At the beginning of our career in science, in the mid-1980s, the only embryo technology that was applied in practice was superovulation and embryo transfer [multiple ovulation embryo transfer (MOET)]. At that time, soon became apparent that the MOET technique had many limits and other ways could be developed for producing embryos required by the cattle industry. A seminal paper published by Staigmiller and Moor (1984) drew our attention, as it demonstrated that immature oocytes, after in vitro maturation (IVM), could be converted into viable embryos and offspring at a level of efficiency that was remarkably high. Our interest was particularly attracted to the female germ line. On the one hand, we dreamed about the possibility of exploiting the large pool of growing oocytes in the ovaries and, on the other hand, we aimed at rescuing those fully grown oocytes present in medium to large size follicles that exist throughout the reproductive lifetime of female cattle. The aim was to overcome the physiological limitation of conventional breeding, especially in the monotocycous Bos taurus, and make a better use of female gametes that were otherwise destined to wastage by atresia. In this way, the genetic impact of females of superior genotype and performance on a given population could be greatly amplified. Indeed the oocyte is the most interesting cell in biology and may play the most crucial role in successful breeding. A significant proportion of successful embryo development can be related back to the oocyte (Staigmiller and Moor 1984) and the production of large number of good quality oocytes using in vitro techniques opened a new era in embryo technologies for farm animals.

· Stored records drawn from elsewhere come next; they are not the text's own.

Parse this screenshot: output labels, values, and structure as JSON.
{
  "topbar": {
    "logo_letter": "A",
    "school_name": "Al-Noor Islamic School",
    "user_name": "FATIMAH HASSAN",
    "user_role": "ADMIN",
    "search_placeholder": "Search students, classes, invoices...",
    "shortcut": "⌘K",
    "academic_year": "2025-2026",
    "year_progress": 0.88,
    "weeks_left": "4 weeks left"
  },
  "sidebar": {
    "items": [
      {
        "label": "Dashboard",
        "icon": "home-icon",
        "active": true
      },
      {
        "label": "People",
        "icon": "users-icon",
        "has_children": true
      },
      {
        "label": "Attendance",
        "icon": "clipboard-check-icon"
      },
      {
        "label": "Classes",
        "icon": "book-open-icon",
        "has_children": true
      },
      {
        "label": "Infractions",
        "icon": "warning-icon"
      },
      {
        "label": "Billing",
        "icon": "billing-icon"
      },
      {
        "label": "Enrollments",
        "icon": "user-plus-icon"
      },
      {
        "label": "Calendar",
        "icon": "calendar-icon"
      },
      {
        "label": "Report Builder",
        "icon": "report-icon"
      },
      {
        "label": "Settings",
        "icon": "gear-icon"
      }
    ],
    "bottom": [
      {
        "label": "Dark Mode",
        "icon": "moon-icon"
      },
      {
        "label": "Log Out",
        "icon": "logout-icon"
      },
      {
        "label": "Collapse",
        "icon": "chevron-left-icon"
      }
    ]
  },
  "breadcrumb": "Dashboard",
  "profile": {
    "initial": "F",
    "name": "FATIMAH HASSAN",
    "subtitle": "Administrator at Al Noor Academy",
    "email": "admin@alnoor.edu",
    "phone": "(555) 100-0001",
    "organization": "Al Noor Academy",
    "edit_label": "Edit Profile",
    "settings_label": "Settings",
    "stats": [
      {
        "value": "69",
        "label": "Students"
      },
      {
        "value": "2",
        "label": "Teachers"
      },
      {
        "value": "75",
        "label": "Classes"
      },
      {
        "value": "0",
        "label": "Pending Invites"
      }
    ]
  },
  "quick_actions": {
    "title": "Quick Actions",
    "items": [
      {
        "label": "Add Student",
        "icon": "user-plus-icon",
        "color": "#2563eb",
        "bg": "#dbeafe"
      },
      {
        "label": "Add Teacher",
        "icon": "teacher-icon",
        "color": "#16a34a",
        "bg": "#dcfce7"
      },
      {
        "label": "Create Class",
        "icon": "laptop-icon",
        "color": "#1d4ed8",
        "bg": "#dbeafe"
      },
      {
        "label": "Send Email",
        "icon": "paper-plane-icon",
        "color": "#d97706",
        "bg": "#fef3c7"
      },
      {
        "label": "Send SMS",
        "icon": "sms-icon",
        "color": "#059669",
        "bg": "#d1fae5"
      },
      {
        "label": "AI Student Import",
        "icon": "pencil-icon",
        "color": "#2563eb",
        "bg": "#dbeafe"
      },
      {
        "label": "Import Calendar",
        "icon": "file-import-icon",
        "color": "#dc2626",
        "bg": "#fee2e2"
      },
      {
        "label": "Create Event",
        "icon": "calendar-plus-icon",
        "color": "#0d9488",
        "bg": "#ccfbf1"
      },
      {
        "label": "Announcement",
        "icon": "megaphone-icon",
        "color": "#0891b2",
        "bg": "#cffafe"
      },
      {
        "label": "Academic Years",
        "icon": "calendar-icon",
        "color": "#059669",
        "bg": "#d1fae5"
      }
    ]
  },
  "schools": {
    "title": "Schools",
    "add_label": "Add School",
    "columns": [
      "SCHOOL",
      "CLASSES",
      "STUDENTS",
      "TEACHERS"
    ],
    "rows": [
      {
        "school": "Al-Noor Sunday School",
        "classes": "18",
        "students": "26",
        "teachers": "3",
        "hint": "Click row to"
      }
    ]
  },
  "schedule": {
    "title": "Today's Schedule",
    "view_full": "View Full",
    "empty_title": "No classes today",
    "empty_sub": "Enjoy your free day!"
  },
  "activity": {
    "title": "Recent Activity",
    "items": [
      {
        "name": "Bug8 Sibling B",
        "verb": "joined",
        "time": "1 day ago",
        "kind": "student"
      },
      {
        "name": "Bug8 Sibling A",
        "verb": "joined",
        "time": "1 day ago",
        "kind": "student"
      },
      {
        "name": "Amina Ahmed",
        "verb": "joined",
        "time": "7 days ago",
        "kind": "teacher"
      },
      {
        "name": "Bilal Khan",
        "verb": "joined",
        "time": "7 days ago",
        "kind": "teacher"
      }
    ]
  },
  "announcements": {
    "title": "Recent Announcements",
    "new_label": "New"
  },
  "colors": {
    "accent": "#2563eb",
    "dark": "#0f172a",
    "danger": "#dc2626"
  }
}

In this paper, we will review our work of the last 20 years. Efforts started with a specific interest in the oocyte and evolved into building novel approaches to embryo-related biotechnologies ranging from control of meiosis, in vitro fertilization (IVF), embryo culture, nuclear transfer, stem cells and genetic modification of large domestic animals. We always worked in an ultrashort feedback loop between fundamental research and technology application, in close contact with the end users of the technologies that we were working on.
Such contacts have served as a strong reminder that any new technology has to have application. In our circumstances, the final result was the birth of live offspring at an acceptable rate, with several different technologies and across a number of different species that included cattle, sheep, horses, pigs and buffalo.